1836, generó una profunda democratización, modernización y constitucionalizacion del orden jurídico,
empero, con el devenir de los años, esta noble institución de control constitucional, degeneró en una suerte de
‘caja de resonancia’ del poder político, emitiendo muchos fallos a ‘la carta’, con móviles político/partidarias,
influidos por la injerencia de actores que contaminan la independencia jurisdiccional, al punto tal que en la
actualidad, resulta más ‘fácil’ y cómodo, definir ciertos temas o problemas de carácter colectivo mediante
una sentencia constitucional que mediante el debate público en el Parlamento; es más, en su momento se han
creado incluso las Salas Constitucionales en cada departamento, como una forma destinada únicamente a
centralizar, controlar y monopolizar el desarrollo de los problemas públicos.

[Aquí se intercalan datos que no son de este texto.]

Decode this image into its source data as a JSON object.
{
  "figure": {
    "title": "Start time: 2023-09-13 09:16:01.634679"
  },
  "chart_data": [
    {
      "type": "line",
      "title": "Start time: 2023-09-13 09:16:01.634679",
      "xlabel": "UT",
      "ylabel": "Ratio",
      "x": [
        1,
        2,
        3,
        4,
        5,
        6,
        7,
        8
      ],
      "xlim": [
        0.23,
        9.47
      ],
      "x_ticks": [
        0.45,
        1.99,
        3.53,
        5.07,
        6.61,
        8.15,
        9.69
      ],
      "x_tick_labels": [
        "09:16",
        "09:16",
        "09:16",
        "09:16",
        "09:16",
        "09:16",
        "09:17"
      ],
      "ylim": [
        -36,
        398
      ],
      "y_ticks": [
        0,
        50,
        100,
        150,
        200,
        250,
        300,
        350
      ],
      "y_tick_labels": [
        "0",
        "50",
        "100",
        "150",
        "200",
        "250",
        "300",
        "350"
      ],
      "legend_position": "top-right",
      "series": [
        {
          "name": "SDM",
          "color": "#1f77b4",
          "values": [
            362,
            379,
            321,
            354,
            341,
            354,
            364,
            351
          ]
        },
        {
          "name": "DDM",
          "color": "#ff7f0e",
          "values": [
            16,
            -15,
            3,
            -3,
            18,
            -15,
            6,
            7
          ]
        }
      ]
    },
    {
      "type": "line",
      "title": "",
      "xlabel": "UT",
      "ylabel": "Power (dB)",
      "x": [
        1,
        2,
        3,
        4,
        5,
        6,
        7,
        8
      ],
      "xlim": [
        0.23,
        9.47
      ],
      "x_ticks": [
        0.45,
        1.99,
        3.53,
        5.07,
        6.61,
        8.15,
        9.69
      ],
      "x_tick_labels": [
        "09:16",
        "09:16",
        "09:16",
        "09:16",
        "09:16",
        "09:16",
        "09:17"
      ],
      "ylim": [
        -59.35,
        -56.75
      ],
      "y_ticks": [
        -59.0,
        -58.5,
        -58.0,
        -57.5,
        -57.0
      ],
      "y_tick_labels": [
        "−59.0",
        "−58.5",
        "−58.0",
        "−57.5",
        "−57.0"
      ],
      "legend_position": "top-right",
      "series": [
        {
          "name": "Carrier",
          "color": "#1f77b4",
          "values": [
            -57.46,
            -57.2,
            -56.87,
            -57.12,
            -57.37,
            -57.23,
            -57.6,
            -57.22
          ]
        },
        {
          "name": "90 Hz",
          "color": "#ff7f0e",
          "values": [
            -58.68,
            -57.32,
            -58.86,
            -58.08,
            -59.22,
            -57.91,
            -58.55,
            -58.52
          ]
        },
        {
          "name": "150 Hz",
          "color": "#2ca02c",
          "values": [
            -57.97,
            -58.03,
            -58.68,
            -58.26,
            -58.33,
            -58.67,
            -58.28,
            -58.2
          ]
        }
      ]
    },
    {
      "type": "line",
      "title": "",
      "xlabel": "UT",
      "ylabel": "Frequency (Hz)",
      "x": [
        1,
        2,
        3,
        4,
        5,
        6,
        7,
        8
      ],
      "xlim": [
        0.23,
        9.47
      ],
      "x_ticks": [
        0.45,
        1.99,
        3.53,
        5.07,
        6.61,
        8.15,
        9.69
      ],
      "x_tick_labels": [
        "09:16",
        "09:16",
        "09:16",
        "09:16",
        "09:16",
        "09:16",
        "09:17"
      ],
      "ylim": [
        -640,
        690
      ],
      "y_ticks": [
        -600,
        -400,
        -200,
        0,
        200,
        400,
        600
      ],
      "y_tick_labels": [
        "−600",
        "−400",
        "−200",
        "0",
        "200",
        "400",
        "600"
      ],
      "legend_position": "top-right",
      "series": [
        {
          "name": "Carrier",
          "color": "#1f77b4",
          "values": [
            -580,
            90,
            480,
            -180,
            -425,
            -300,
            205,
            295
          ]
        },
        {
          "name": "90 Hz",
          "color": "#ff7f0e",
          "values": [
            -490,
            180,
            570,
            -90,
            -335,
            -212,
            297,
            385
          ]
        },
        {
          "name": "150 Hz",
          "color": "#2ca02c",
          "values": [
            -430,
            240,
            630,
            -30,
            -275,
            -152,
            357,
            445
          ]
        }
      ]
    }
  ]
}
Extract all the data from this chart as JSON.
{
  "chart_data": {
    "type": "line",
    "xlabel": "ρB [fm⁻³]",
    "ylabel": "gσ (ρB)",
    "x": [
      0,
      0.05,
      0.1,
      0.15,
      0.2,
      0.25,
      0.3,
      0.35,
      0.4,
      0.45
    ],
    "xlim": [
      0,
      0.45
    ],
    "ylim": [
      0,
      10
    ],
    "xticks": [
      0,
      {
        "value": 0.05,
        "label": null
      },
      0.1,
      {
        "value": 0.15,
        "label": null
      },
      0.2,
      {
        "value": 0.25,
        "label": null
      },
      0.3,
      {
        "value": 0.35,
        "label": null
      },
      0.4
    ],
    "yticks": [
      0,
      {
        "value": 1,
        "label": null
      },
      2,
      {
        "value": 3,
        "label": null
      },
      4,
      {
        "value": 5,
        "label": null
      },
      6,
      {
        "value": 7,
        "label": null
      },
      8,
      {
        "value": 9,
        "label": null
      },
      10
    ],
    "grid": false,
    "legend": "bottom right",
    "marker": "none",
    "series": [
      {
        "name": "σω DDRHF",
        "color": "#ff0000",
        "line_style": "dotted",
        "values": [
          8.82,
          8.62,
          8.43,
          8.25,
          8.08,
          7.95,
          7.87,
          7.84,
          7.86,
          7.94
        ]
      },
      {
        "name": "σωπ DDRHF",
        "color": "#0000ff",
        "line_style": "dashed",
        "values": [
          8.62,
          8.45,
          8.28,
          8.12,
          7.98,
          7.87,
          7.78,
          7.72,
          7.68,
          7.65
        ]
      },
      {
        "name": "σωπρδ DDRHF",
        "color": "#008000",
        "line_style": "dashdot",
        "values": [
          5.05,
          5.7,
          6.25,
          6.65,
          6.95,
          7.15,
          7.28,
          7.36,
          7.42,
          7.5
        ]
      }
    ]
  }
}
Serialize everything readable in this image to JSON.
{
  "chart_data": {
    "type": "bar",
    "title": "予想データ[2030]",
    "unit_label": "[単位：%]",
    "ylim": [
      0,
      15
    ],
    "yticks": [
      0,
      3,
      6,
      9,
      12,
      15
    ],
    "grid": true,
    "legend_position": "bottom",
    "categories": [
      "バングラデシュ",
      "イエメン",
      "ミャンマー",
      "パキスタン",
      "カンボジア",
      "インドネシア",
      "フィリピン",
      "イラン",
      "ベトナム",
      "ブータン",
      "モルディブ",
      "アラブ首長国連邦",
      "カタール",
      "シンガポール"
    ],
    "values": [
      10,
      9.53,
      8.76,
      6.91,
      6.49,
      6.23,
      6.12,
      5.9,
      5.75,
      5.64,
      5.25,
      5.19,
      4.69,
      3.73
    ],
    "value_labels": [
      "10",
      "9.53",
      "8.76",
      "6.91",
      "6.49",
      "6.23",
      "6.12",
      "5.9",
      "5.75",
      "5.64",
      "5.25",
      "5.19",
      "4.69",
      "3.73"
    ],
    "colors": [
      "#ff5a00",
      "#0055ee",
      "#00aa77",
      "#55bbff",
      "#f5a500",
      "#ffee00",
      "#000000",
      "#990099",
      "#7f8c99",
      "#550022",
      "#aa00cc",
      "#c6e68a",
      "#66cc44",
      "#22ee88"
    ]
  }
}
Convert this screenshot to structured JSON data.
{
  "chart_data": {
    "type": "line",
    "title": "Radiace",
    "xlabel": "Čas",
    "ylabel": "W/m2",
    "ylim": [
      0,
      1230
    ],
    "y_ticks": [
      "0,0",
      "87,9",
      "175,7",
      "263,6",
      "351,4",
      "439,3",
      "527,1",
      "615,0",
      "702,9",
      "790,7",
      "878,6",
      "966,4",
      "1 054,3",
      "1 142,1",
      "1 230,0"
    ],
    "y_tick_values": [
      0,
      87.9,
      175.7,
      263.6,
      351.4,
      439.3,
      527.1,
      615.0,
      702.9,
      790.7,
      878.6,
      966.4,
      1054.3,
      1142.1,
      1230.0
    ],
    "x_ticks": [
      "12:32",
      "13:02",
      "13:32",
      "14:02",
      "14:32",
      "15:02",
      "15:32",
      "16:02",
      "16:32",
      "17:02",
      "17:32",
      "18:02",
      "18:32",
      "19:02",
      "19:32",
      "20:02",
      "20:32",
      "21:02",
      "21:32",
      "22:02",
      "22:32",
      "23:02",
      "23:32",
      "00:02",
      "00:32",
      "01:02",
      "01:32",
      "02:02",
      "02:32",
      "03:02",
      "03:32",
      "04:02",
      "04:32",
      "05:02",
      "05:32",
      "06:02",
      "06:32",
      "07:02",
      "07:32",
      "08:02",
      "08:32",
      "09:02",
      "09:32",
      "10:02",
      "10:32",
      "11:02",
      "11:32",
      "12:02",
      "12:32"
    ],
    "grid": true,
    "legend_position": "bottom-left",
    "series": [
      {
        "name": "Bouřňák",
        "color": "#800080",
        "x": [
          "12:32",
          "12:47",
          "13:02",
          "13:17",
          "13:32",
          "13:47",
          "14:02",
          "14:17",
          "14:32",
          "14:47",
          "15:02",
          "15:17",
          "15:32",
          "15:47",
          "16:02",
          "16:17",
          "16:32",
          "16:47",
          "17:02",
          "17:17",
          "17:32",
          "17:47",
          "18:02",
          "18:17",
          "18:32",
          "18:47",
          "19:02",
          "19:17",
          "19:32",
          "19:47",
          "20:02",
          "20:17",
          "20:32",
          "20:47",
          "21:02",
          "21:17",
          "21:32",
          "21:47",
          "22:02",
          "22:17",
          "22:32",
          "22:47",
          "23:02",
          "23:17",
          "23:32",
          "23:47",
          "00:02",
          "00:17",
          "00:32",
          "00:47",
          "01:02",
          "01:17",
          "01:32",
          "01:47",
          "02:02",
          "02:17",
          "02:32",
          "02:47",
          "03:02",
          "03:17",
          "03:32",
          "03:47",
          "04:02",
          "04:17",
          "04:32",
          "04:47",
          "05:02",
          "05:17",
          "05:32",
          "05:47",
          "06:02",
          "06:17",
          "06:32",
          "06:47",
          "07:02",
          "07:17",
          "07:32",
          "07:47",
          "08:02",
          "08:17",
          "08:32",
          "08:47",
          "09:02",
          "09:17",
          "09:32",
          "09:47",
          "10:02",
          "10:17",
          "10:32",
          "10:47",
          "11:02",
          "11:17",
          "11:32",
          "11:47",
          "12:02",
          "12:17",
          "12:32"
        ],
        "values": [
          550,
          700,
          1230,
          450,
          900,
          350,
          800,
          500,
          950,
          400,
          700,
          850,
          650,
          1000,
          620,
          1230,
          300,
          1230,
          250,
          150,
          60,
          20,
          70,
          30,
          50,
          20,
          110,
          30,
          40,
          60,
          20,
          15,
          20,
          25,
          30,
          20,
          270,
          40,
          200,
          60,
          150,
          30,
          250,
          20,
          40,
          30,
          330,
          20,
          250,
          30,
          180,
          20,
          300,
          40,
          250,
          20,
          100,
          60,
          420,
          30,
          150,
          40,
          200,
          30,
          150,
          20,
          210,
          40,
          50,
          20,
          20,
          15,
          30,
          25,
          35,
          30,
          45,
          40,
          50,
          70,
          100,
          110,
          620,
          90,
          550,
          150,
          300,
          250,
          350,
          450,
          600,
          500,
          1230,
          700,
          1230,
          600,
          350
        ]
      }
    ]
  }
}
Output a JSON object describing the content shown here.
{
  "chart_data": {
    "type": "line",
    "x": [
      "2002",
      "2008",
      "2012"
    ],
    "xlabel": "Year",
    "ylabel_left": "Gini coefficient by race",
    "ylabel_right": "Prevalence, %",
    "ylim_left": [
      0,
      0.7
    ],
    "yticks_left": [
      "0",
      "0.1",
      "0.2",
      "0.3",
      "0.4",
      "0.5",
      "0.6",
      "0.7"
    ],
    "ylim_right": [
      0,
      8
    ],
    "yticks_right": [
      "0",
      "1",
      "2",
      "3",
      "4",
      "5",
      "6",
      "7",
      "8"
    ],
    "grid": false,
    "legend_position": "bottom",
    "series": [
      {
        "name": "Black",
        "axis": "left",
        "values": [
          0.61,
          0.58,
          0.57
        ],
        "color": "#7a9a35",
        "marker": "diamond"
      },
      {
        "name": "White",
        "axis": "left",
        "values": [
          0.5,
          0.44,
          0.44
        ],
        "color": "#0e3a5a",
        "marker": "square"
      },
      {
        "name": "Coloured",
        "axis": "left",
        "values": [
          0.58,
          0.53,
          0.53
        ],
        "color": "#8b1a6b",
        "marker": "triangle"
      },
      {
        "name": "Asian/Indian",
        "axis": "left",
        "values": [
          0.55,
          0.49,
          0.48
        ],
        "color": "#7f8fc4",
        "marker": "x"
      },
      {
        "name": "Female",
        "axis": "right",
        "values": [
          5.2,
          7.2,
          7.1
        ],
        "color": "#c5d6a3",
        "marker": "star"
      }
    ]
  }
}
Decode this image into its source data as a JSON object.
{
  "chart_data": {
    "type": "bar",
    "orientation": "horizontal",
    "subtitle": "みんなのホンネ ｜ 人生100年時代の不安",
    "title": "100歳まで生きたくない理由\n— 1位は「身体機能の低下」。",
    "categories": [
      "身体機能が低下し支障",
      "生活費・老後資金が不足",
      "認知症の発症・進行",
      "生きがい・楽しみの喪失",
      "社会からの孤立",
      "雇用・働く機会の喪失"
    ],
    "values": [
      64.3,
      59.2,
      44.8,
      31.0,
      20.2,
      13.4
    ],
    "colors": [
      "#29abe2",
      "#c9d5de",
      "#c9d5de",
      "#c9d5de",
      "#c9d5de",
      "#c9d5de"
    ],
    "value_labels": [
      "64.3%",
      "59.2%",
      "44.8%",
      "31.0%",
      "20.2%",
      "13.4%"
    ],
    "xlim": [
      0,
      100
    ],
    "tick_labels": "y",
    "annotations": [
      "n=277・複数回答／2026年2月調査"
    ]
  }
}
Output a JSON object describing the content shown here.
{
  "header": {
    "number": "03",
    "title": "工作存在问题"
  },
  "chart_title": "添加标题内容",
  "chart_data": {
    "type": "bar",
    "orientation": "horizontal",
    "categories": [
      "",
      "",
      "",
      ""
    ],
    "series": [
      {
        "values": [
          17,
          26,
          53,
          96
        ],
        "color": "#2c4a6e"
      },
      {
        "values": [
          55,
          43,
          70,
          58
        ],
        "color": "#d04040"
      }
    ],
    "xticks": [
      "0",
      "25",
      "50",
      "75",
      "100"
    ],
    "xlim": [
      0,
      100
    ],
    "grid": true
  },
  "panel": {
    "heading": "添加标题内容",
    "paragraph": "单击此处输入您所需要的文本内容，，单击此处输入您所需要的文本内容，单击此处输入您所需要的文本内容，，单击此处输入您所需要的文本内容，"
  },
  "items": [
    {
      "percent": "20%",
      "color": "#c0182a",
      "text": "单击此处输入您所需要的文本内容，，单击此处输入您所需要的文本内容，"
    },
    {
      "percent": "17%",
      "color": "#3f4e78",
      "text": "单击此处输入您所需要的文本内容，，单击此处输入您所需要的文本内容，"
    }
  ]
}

Estos hechos, por ende, nos obligan a pensar en una necesaria reforma constitucional que posibilite una
reingeniería de estos ‘órganos extra-poder’ (Nestor Pedro Sagüez), limitando sus facultades, cambiando su
forma de elección, incorporando como dice Waldrom un ‘modelo de dialógico entre jueces y legisladores’
además de determinar un régimen de responsabilidades efectivo, que permita sancionar excesos jurídico que
lejos de fortalecer nuestro sistema político, lo pervierten.